Forgotten to flourishing: Heritage students transform school garden
Heritage Middle School students are learning that food doesn't just come from grocery stores; it grows from soil, seeds, and hard work in their seven-bed community garden.
“When I got here … the outside looked like nothing,” said Sister Sharon Dillon, reflecting on her arrival at South Berwyn District 100's Heritage Middle School six years ago. “And I was just like, how can such a positive inside school [not look] positive outside? And then I noticed all these garden beds, and they were just all weeds.”
A lot has changed since then.

Now, Heritage Middle School's seven garden beds burst with cucumbers, collard greens, tomatoes, onions, garlic, potatoes, and jalapeños, plus herbs like mint, basil, parsley, and thyme. Marigolds in the first bed will be picked by neighbors and school staff for Day of the Dead altars.
During their class period, Dillon's sixth, seventh, and eighth-grade science students check each bed to see what needs weeding and what can be harvested. Most eighth graders have been working on the garden for over two years.
For some students, the importance of gardening is simple. “We need food,” said Lucas Prankus, an eighth-grade student in Dillon's class.
Dillon said her favorite part is “watching the kids really enjoy the dirt, like finding the worms, finding something, and asking me what it is.” She said the kids always get so excited when things begin to grow. And “that just keeps getting better and better every year.”
Sofia Garcia Marquez, an eighth-grade student in Dillon's class, says her favorite thing to see grow is the flowers. She sometimes picks jalapeños to take home. “My mom likes it,” Marquez said.
Somaya Price’s favorite memory from the class has been “coming out here enjoying the air, and planting.”
The garden has boosted students' confidence, according to Dillon. It's been good for the students' esteem to be able to “go out and say ‘hey my class did this, look at what we did’ and to show their friends something [concrete] that they’re doing,” she said.
Dillon’s classes have also helped to make outside areas around the school more vibrant by engaging in clean-up projects. “When we do Earth Week, we go out and we pick up all the trash around the neighborhood ... I can hear them sometimes, ‘I can't believe someone threw down trash there’, they're developing habits themselves to respect the Earth, that the Earth is where our food comes from,” Dillon said.
In class, they use toilet paper rolls to plant garlic. Now, “before they even throw a box away, they'll say, ‘Sister Sharon, do you need this for something?’”
The most striking impact is students' newfound understanding of food sources.
“I don't think before my class, they knew that food was grown, like they just would go to the grocery store, they didn't realize it came from the ground,” she said.
This movement extends beyond Heritage. Berwyn Roots—a gardening organization located at Serenity and Proska parks—currently hosts Family Days on select Sundays, for community members to work in the garden. On Fridays, they also collaborate with the public library, offering storytime in the park.
They have two community fridge locations for the items that they harvest. “We're kind of focusing now on the things that are harder to afford, the herbs, the spices, fresh teas ... in the future, we're hoping we will be able to put bushels of fruit in these community fridges to support them,” said Julie Roth, co-founder of Berwyn Roots.

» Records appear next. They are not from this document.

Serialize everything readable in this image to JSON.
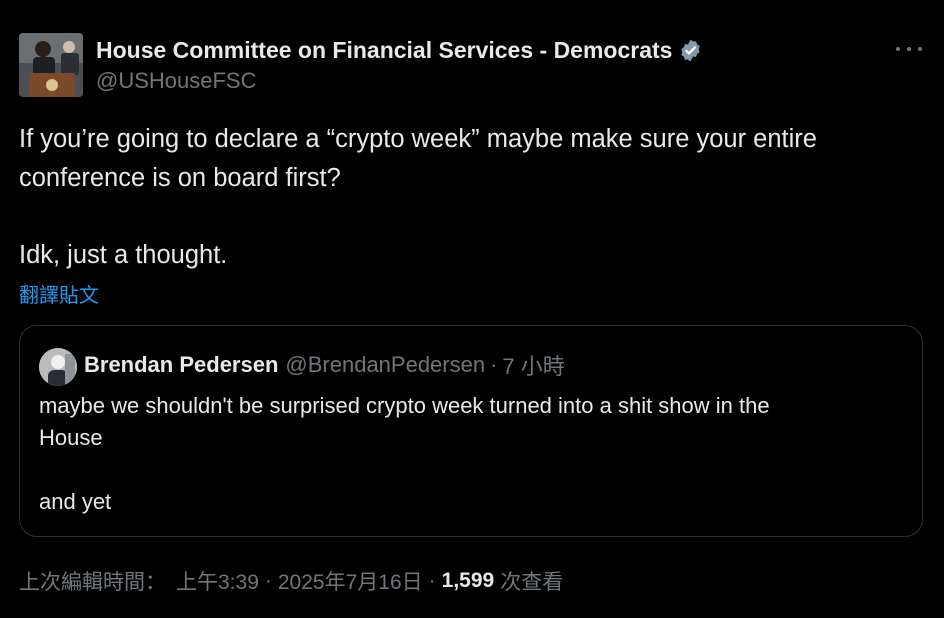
{
  "tweet": {
    "author": {
      "display_name": "House Committee on Financial Services - Democrats",
      "handle": "@USHouseFSC",
      "verified": true,
      "verified_color": "#829aab"
    },
    "more_icon": "ellipsis-icon",
    "text": "If you’re going to declare a “crypto week” maybe make sure your entire\nconference is on board first?\n\nIdk, just a thought.",
    "translate_label": "翻譯貼文",
    "quote": {
      "author_name": "Brendan Pedersen",
      "author_handle": "@BrendanPedersen",
      "separator": "·",
      "time": "7 小時",
      "text": "maybe we shouldn't be surprised crypto week turned into a shit show in the\nHouse\n\nand yet"
    },
    "meta": {
      "edited_label": "上次編輯時間：",
      "time": "上午3:39",
      "date": "2025年7月16日",
      "separator": "·",
      "views_count": "1,599",
      "views_label": "次查看"
    }
  },
  "colors": {
    "background": "#000000",
    "text_primary": "#e7e9ea",
    "text_secondary": "#71767b",
    "link": "#1d9bf0",
    "border": "#2f3336"
  }
}
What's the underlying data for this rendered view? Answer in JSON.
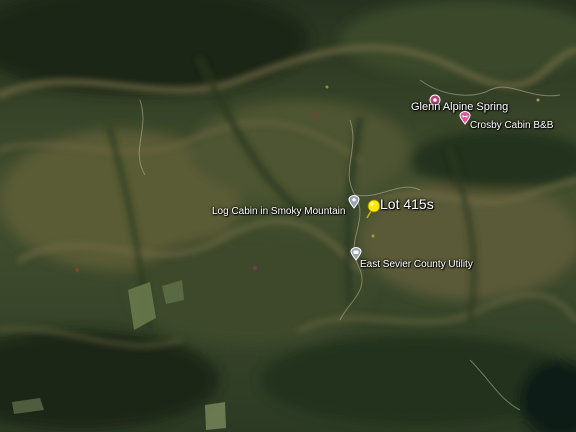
{
  "map": {
    "type": "satellite-3d-terrain",
    "scene": "forested mountain ridges and valleys",
    "places": [
      {
        "id": "glenn-alpine-spring",
        "label": "Glenn Alpine Spring",
        "icon": "spring-icon",
        "color": "#b0457a"
      },
      {
        "id": "crosby-cabin",
        "label": "Crosby Cabin B&B",
        "icon": "lodging-icon",
        "color": "#e2589b"
      },
      {
        "id": "log-cabin",
        "label": "Log Cabin in Smoky Mountain",
        "icon": "place-icon",
        "color": "#9aa4b0"
      },
      {
        "id": "lot-415s",
        "label": "Lot 415s",
        "icon": "pushpin-icon",
        "color": "#ffeb00"
      },
      {
        "id": "east-sevier",
        "label": "East Sevier County Utility",
        "icon": "utility-icon",
        "color": "#9aa4b0"
      }
    ]
  }
}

Those working with kids in gardens are noticing their previous lack of exposure to how food grows and ends up on their plate. “The idea of, like, eating something straight out of the ground, it just blows their mind,” Roth said.
Initially, students are hesitant. “It's been really interesting seeing them be kind of afraid to touch things … they don't want to taste things, they don't want to smell things,” Roth said. “But then by the time they leave for the day, [there] might be like, a handful of things they're taking home with them to try to taste.”
After making do with their own materials for the first couple of years, Dillon made a call to Home Depot and asked for donations to help with the garden. In the spring of 2022, “they put the nutrients we needed in our soil,” Dillon said. “They turned all our beds. They fixed our trees, which were dying all around the campus.”
Dillon also received a grant from KidsGardening, which provided materials to cover the beds and prevent animals from eating the plants. “If you don't cover it, the squirrels and the rabbit will eat them,” said Alex Adan, an eighth-grade student in Dillon's class.
The students work in the garden almost year-round. When they reach the first frost, they pick the green tomatoes, place them in newspaper, and into a brown bag in the closet. After a few weeks, they ripen. Outside, they turn the soil and put mulch over the beds until spring.
Dillon’s classes also engage in cooking projects. In the past, when they made pizzas, Dillon brought in fresh tomato sauce she made from the tomatoes they grew in the garden.
Urban farming requires creative solutions. Roth said that in their gardens, they don’t grow in the ground very often and try to teach people ways to make it accessible. “For example, we grow some things in pots and buckets, like food-grade buckets,” she said. “You know, most people can find a bucket or a pot sitting in an alley and have access to that.”
Berwyn Roots does most of its gardening in raised beds to avoid potentially harmful poison or runoff in the ground soil. “We do vertical gardening a lot to conserve space, growing things up instead of out,” Roth said.
One of Dillon’s goals is to get a grant for a new watering system. She also wants to add a greenhouse and start composting in the cafeteria, and use it as fertilizer.
Maintaining a garden takes a lot of work. During the students' summer break, Dillon came about once a week to make sure the garden was weeded, watered, and the food was harvested. She noted that sometimes she shows up to the school as early as 6:15 a.m. to take care of the garden beds.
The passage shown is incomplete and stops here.